Submitted to: Agronomy Abstracts
Publication Type: Abstract Only
Publication Acceptance Date: July 31, 2003
Publication Date: July 31, 2003
Citation: He, C.N., Xia, Z., Campbell, T.A., Bauchan, G.R. 2003. Development and characterization of simple sequence repeat (SSR) markers in medicago sativa [abstract]. Agronomy Abstracts. P1027. Technical Abstract: Microsatellite or simple sequence repeat (SSR) markers are codominant and hypervariable molecular markers that are being widely used in genetic mapping, phylogenetic studies and marker-assisted selection. Currently, there are very few SSR markers available for use in alfalfa. Thus, this study was conducted to develop microsatellites from alfalfa genomic libraries in order that they could be used in genetic studies.
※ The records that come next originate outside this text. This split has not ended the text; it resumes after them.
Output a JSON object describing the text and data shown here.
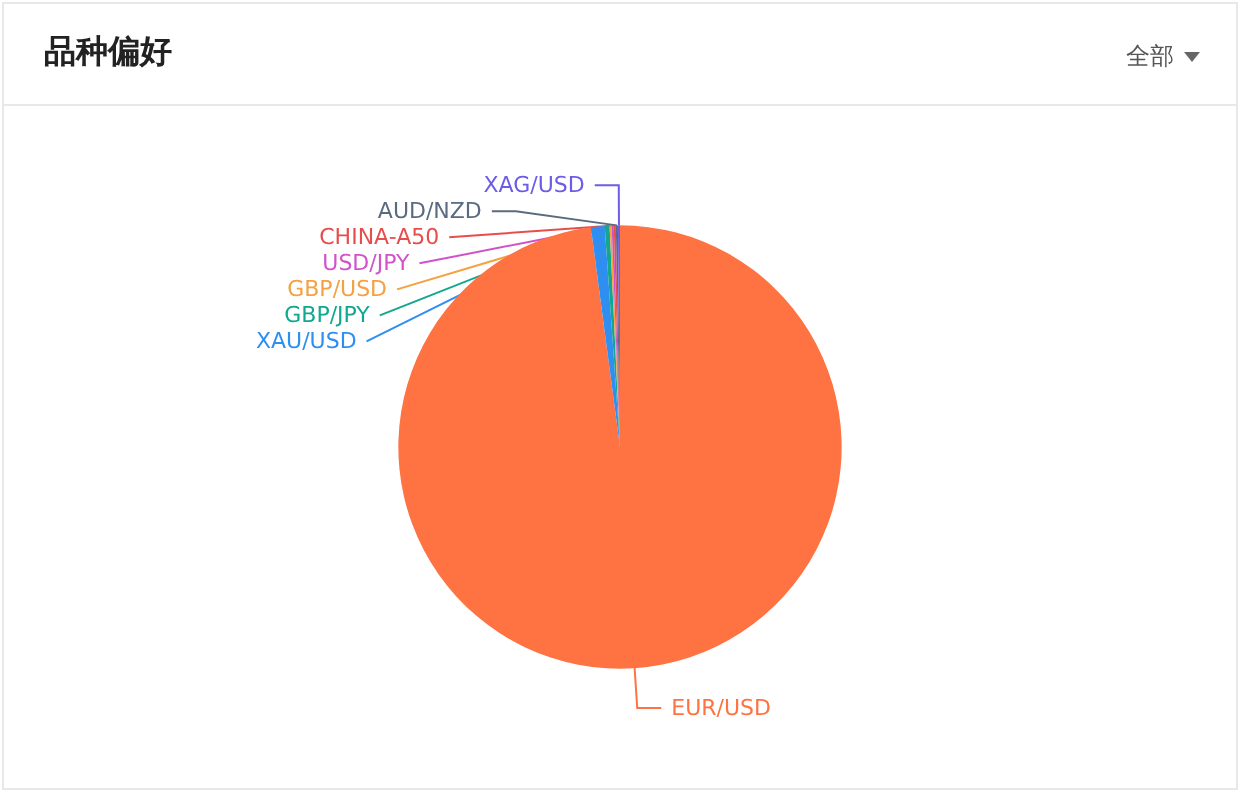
{
  "chart_data": {
    "type": "pie",
    "title": "品种偏好",
    "annotations": [
      "全部"
    ],
    "categories": [
      "EUR/USD",
      "XAU/USD",
      "GBP/JPY",
      "GBP/USD",
      "USD/JPY",
      "CHINA-A50",
      "AUD/NZD",
      "XAG/USD"
    ],
    "values": [
      97.9,
      1.0,
      0.35,
      0.15,
      0.15,
      0.15,
      0.15,
      0.15
    ],
    "colors": [
      "#ff7242",
      "#2f8ff0",
      "#11a88f",
      "#f5a142",
      "#d152c9",
      "#e84d4d",
      "#5a6a80",
      "#6c5ce7"
    ],
    "legend": false
  }
}
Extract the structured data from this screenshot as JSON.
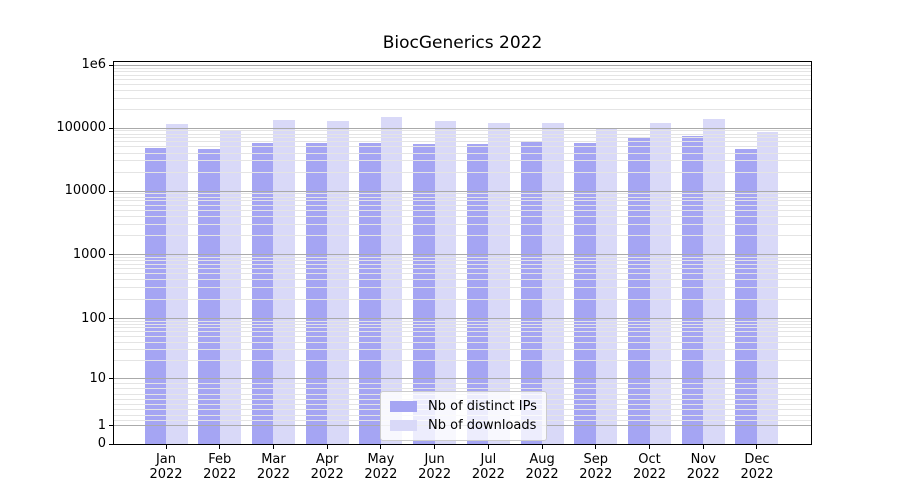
{
  "colors": {
    "distinct_ips": "#a5a5f3",
    "downloads": "#d9d9f8",
    "grid_major": "#aaaaaa",
    "grid_minor": "#e4e4e4",
    "spine": "#000000",
    "background": "#ffffff",
    "text": "#000000"
  },
  "x_axis": {
    "months": [
      "Jan",
      "Feb",
      "Mar",
      "Apr",
      "May",
      "Jun",
      "Jul",
      "Aug",
      "Sep",
      "Oct",
      "Nov",
      "Dec"
    ],
    "year": "2022"
  },
  "y_axis": {
    "tick_labels": [
      "1e6",
      "100000",
      "10000",
      "1000",
      "100",
      "10",
      "1",
      "0"
    ]
  },
  "chart_data": {
    "type": "bar",
    "title": "BiocGenerics 2022",
    "categories": [
      "Jan 2022",
      "Feb 2022",
      "Mar 2022",
      "Apr 2022",
      "May 2022",
      "Jun 2022",
      "Jul 2022",
      "Aug 2022",
      "Sep 2022",
      "Oct 2022",
      "Nov 2022",
      "Dec 2022"
    ],
    "series": [
      {
        "name": "Nb of distinct IPs",
        "color": "#a5a5f3",
        "values": [
          48600,
          46300,
          58500,
          58000,
          58800,
          56500,
          55300,
          61600,
          57500,
          70600,
          74500,
          45800
        ]
      },
      {
        "name": "Nb of downloads",
        "color": "#d9d9f8",
        "values": [
          114500,
          89600,
          136500,
          128000,
          147500,
          127900,
          120200,
          118000,
          97500,
          120000,
          138500,
          86900
        ]
      }
    ],
    "yscale": "symlog",
    "ylim": [
      0,
      1150000
    ],
    "y_ticks": [
      {
        "label": "1e6",
        "value": 1000000
      },
      {
        "label": "100000",
        "value": 100000
      },
      {
        "label": "10000",
        "value": 10000
      },
      {
        "label": "1000",
        "value": 1000
      },
      {
        "label": "100",
        "value": 100
      },
      {
        "label": "10",
        "value": 10
      },
      {
        "label": "1",
        "value": 1
      },
      {
        "label": "0",
        "value": 0
      }
    ],
    "grid": "horizontal major and minor, drawn above bars",
    "legend_position": "lower center inside plot",
    "bar_group_width": 0.8
  }
}
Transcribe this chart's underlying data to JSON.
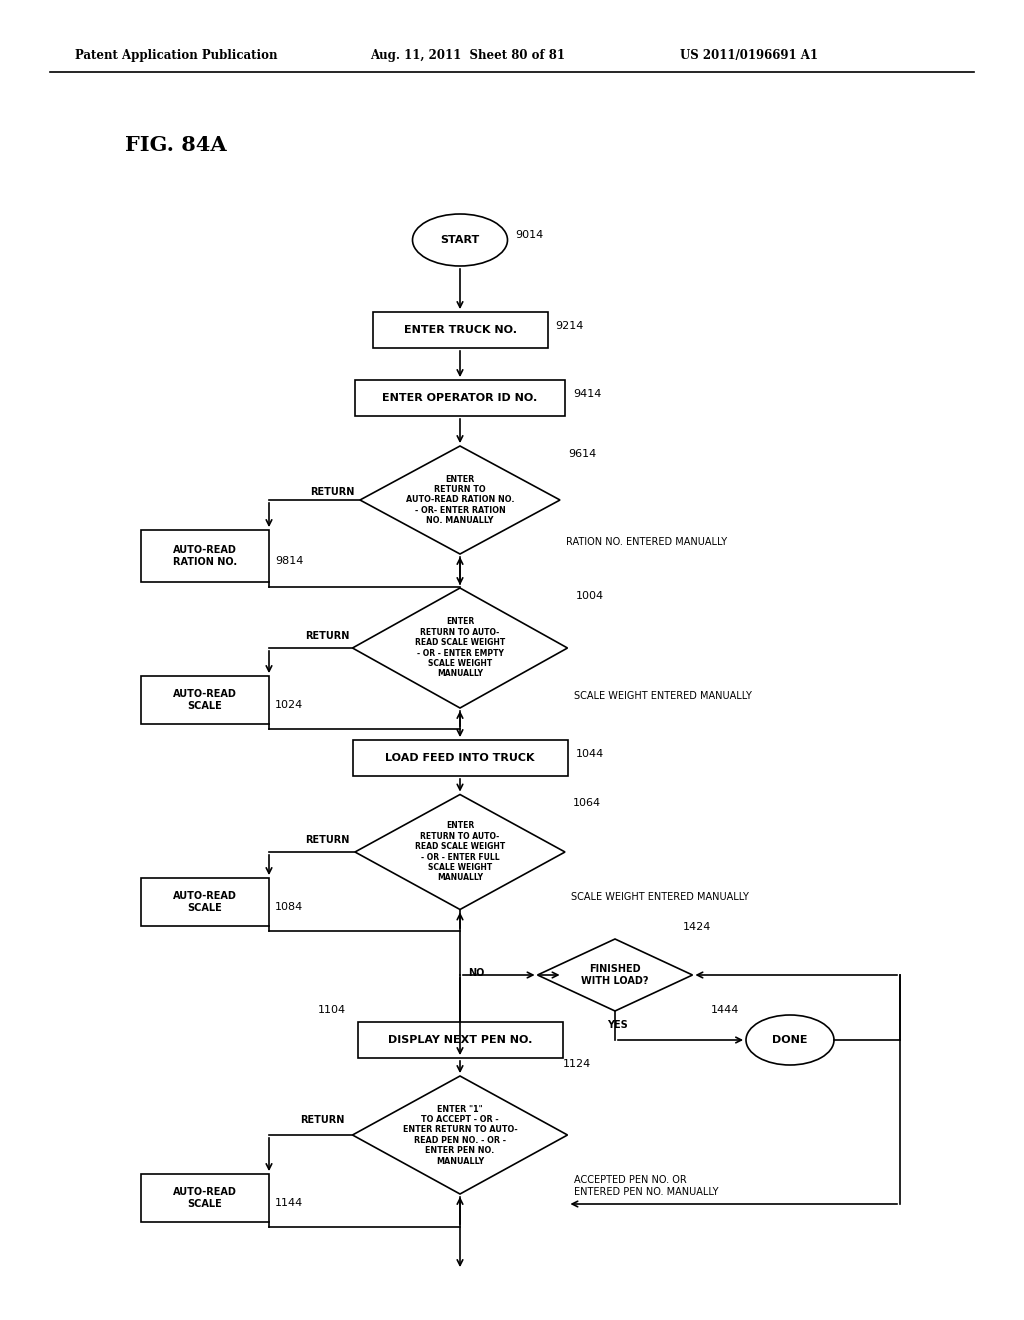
{
  "title": "FIG. 84A",
  "header_left": "Patent Application Publication",
  "header_mid": "Aug. 11, 2011  Sheet 80 of 81",
  "header_right": "US 2011/0196691 A1",
  "bg_color": "#ffffff",
  "line_color": "#000000",
  "figsize": [
    10.24,
    13.2
  ],
  "dpi": 100
}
Genomic DNA was isolated from the alfalfa germplasm W10 and libraries were constructed with the vector pUC19 following restriction digest. Probes containing simple sequence repeats of CT, CAT, GAT were used for screening the colonies carrying inserts from the genomic libraries. A total of 118 colonies with a positive signal were identified and sequenced. Of the 118 sequences, 14 sequences did not contain any SSR, 12 were redundant and thus eliminated. Among the remaining 92 sequences, 38 could not be used for PCR primer design due to the terminal presence of SSRs or unusable DNA sequences, thus 54 DNA sequences were used for primer design. After PCR testing, the vast majority (51) of the 54 PCR primer pairs amplified the expected PCR fragments while the other three did not produce any PCR products. These primers were used to screen 10 historically recognized alfalfa germplasm sources and germplasm collected in the wild in order to detect the genetic variation among them. A total of 36 (70.6%) out of 51 primer pairs generated polymorphisms among the germplasm. These 36 polymorphic primers for the SSR loci with CT, CAT and GAT repeats were used for genetic analysis and constructing a dendrogram for 16 Medicago germplasms.